Fig. 1d: Brisbane Acorn vs mean of neighbours (Acorn, adjusted data)
As you would expect, the data are now very similar, and the trend for Brisbane is thus 0.23C per 100 years more than the trend for the mean of the neighbours’ Acorn data.
Neighbours are the same as Brisbane’s, including Brisbane, 50km away.
Fig. 2a: Raw vs Acorn
Fig. 2b: Amberley and mean of neighbours (raw).
Fig.2c: Amberley Acorn vs neighbours mean (raw)
Note the trend is more than one degree steeper than the trend of the neighbouring Acorn sites’ raw data.
Fig. 2d: Amberley Acorn vs neighbours’ mean (Acorn)
Amberley’s adjusted trend is +0.87C greater than that of the mean of its neighbours’ adjusted data.
Neighbours are: Gunnedah, Scone, Bathurst, Cobar, Wyalong
Fig. 3a: Raw vs Acorn
Fig. 3b: Dubbo and mean of neighbours.
Fig.3c: Dubbo Acorn vs neighbours mean (raw)
Fig. 3d: Dubbo Acorn vs neighbours’ mean (Acorn)
Now only +1.29C per 100 years greater than the neighbours.
Neighbours are: Deniliquin, Wagga Wagga, Sale, Kerang, Cabramurra
Fig. 4a: Raw vs Acorn
Fig. 4b: Rutherglen raw and mean of neighbours (raw).
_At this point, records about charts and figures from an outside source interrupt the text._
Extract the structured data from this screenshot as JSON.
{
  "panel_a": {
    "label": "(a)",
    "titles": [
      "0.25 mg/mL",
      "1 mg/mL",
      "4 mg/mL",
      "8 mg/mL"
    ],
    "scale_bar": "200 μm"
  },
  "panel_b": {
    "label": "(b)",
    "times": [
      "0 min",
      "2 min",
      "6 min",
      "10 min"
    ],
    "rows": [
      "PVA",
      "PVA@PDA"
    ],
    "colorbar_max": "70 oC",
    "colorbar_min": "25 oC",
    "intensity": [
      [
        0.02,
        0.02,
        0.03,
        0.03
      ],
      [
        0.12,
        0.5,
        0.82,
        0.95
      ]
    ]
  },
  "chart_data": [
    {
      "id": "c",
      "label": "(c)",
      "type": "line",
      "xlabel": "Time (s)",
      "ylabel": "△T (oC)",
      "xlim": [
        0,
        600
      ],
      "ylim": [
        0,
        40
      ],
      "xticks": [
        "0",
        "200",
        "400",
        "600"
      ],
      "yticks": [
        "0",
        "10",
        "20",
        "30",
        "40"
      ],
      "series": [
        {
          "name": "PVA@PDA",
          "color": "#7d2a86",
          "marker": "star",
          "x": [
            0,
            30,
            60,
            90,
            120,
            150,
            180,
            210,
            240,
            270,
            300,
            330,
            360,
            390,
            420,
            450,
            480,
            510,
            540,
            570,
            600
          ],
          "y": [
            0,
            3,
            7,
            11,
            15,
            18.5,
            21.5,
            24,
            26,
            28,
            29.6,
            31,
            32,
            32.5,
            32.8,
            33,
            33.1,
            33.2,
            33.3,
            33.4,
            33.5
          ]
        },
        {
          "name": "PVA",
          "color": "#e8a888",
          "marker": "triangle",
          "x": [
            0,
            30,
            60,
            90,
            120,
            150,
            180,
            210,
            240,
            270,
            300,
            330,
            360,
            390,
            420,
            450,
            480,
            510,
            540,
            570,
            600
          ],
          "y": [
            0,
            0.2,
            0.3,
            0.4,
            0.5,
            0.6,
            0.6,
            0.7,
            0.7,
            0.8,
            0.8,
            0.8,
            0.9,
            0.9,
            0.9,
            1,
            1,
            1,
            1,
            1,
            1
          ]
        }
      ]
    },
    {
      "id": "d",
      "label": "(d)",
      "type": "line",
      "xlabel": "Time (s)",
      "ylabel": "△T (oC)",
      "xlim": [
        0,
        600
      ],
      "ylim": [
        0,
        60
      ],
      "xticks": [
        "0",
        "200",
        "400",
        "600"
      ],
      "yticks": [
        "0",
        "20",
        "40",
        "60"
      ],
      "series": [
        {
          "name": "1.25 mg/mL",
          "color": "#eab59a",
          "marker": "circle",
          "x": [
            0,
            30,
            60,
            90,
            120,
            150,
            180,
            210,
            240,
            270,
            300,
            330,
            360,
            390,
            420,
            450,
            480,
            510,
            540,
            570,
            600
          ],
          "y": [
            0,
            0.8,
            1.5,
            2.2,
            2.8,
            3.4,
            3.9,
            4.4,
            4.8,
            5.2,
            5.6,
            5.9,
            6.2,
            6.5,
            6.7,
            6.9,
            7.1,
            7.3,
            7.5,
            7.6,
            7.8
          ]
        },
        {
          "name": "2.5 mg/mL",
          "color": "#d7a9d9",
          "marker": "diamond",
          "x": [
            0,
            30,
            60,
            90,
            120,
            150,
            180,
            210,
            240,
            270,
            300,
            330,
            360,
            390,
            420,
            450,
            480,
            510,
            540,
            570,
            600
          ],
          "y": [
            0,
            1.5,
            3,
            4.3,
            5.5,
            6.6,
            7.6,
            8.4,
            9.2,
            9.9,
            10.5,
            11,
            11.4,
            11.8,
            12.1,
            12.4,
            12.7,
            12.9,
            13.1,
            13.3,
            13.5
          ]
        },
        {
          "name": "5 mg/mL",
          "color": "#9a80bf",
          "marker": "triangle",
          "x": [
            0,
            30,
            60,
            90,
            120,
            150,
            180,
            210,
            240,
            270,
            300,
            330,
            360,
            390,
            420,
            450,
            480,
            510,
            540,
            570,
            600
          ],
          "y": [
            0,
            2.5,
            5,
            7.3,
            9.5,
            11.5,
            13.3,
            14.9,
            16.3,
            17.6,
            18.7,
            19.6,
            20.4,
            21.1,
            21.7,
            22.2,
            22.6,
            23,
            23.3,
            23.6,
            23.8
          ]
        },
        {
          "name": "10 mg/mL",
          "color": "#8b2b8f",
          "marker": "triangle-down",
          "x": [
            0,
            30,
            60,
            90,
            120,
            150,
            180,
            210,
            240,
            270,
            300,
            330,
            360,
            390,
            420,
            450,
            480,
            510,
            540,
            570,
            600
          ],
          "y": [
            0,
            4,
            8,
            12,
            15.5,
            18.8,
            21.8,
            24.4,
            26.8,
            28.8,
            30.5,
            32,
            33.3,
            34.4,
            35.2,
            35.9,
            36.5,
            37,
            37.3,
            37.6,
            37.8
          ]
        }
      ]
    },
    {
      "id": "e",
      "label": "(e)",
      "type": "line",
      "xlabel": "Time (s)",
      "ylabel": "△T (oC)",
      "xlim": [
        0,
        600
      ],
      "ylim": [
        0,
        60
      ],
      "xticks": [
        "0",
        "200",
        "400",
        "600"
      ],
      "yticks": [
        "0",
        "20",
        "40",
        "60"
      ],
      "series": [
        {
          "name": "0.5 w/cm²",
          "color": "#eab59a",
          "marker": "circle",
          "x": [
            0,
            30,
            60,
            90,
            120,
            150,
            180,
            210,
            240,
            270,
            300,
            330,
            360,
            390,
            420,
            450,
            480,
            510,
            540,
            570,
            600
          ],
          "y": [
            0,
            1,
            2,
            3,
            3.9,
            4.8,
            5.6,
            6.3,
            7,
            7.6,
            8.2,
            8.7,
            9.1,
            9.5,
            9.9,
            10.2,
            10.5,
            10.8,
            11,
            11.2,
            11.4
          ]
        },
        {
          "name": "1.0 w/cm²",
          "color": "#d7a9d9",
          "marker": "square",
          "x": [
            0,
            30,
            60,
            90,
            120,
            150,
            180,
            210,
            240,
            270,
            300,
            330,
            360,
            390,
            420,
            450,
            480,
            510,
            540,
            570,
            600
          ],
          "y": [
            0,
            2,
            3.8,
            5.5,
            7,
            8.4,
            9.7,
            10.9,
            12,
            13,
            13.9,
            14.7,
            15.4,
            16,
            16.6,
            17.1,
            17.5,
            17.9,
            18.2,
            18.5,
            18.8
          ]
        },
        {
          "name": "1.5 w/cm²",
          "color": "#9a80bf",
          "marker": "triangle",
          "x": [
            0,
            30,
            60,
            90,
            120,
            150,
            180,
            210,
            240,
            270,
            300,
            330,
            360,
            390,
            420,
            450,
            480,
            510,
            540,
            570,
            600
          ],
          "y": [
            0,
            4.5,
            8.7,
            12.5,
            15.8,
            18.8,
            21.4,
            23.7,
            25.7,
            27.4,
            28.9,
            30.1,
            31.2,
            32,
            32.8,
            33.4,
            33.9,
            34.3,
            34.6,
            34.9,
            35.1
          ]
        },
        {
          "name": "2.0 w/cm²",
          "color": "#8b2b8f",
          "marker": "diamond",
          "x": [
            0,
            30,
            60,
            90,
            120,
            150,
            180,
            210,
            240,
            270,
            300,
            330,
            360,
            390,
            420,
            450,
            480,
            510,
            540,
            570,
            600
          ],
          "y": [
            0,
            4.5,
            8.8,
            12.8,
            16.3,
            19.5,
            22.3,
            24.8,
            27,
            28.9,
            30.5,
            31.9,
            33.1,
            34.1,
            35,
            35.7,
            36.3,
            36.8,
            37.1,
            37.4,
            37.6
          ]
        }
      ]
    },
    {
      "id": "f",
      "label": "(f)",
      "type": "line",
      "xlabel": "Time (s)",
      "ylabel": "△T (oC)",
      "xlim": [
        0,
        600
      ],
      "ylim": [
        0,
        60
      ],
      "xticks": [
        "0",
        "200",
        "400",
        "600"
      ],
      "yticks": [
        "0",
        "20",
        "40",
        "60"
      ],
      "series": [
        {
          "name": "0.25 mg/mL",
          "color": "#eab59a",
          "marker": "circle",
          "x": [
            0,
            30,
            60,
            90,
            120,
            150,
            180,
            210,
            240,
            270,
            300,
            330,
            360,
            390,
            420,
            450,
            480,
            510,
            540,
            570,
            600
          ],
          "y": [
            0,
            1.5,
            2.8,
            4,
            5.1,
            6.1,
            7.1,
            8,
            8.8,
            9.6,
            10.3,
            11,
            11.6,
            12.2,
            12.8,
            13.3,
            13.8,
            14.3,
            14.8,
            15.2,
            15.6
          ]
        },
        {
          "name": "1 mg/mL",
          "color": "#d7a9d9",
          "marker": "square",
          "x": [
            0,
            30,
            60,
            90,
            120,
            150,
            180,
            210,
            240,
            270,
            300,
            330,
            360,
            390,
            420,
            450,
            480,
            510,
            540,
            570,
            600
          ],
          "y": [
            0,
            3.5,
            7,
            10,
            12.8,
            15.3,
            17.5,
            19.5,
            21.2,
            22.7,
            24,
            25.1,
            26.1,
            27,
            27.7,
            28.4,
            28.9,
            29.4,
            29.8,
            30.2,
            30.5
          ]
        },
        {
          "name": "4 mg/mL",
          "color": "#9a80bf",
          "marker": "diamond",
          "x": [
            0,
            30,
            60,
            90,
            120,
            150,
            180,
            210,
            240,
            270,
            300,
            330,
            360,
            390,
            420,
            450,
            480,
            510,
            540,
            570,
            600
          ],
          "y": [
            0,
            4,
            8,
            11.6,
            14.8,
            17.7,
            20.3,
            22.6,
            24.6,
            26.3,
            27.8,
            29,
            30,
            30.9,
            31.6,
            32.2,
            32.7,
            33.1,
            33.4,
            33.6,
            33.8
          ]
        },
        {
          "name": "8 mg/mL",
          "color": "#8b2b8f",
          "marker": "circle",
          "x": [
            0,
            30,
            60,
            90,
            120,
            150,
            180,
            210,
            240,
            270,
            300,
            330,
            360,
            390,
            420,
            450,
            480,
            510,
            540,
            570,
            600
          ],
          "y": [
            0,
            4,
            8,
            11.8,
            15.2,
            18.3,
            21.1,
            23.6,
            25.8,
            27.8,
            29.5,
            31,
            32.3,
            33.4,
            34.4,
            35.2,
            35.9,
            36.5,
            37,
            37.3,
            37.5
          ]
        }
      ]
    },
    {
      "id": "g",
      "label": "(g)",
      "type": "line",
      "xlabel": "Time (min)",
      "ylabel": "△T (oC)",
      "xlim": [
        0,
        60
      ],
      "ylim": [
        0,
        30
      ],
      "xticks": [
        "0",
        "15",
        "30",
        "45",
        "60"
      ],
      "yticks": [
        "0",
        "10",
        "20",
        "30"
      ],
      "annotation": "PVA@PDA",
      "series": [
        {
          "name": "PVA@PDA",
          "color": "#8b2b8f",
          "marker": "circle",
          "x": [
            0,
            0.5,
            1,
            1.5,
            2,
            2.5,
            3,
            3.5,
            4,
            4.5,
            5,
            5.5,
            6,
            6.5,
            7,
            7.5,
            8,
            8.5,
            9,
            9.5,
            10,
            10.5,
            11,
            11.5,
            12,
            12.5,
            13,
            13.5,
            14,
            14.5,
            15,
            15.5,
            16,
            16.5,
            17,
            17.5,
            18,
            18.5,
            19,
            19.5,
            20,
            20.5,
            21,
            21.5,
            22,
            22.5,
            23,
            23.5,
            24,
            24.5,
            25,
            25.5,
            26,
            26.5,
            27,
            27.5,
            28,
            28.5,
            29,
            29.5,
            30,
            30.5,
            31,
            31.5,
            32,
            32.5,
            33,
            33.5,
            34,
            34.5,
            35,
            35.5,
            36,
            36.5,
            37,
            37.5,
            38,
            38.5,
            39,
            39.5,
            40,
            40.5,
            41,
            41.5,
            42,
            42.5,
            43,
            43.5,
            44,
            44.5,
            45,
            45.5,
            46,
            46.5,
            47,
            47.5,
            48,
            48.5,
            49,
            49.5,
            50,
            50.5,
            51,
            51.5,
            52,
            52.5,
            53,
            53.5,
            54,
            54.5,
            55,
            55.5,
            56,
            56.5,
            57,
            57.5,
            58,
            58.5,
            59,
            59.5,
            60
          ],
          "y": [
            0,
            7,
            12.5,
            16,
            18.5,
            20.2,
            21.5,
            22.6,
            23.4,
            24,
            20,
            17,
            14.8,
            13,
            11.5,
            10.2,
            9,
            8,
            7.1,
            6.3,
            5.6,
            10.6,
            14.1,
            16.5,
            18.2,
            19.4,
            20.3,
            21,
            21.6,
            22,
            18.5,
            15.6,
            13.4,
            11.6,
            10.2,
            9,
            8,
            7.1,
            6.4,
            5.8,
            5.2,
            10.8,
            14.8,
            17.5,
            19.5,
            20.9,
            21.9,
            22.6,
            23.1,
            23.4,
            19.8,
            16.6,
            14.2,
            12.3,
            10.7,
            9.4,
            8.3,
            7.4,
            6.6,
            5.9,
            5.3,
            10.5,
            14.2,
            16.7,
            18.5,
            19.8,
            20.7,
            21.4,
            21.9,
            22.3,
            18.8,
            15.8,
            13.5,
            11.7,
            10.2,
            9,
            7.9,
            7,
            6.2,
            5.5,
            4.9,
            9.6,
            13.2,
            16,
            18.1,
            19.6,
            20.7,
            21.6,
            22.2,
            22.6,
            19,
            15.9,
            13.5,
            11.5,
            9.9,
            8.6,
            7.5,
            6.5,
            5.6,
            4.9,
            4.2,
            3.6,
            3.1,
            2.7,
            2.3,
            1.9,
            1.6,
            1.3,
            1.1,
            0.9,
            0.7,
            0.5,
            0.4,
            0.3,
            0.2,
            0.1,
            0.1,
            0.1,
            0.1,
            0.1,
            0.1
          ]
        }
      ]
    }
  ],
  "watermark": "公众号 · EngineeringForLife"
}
Note that Rutherglen’s cooling trend is only 0.3C different from that of its neighbours.
Fig.4c: Rutherglen Acorn vs neighbours mean (raw)
Fig. 4d: Rutherglen Acorn vs neighbours’ mean (Acorn)
+0.51C per 100 years greater than the neighbours.
Rabbit Flat is a roadhouse in the Tanami Desert on the track between Alice Springs and Halls Creek. Climate Data Online shows the current Rabbit Flat site 015666 as being 71km away from the old closed site 015548, though the Acorn Station Catalogue says it’s only 200 metres. This in itself is peculiar.
The nearest non-Acorn site is Balgo Hills 211 km away.
Acorn neighbours are: Giles (567km), Halls Creek (328km), Victoria River Downs (433km), Tennant Creek (440km), and Alice Springs (568km).
Fig. 5a: Raw vs Acorn
Fig. 5b: Rabbit Flat and mean of neighbours (raw).
Fig.5c: Rabbit Flat Acorn vs neighbours mean (raw)
+1.17C more warming than neighbours.
Fig. 5d: Rabbit Flat Acorn vs neighbours’ mean (Acorn)
Rabbit Flat adjustments give it a trend +0.75C more than the neighbours’.
Carnarvon’s Acorn neighbours are Learmonth (298km), Wittenoom (560km) , Meekatharra (524km), Geraldton (447km), and Morawa (538km). The only non-Acorn site with continuous data for the early part of last century is Hamelin Pool 6025 (174km away).
Fig. 6a: Raw vs Acorn
Fig. 6b: Carnarvon and mean of neighbours (raw).
Now note the effect of just one of the neighbours- Morawa.
Fig. 6c: Carnarvon raw vs neighbours’ mean excluding Morawa
Note the much closer comparison.
Fig.6d: Carnarvon Acorn vs neighbours mean (raw) (including Morawa)
Note the trend is +1.58C per 100 years more.
Fig. 6e: Carnarvon Acorn vs neighbours’ mean (Acorn)
The difference is +1.49C.
The Acorn trend at Carnarvon is also greater than the Acorn trends at each of the neighbours separately.
The Acorn adjustment algorithm creates homogenised data by comparing with up to 10 neighbouring sites. I have shown that the adjustments have made the Acorn trends greater than, not only the raw data trends for each site, not only the raw data trends of the closest neighbours in the Acorn dataset, but in every case but one, greater even than the trends of Acorn homogenised data from the same neighbouring locations. The adjustments created thus appear to be spurious and the algorithm faulty.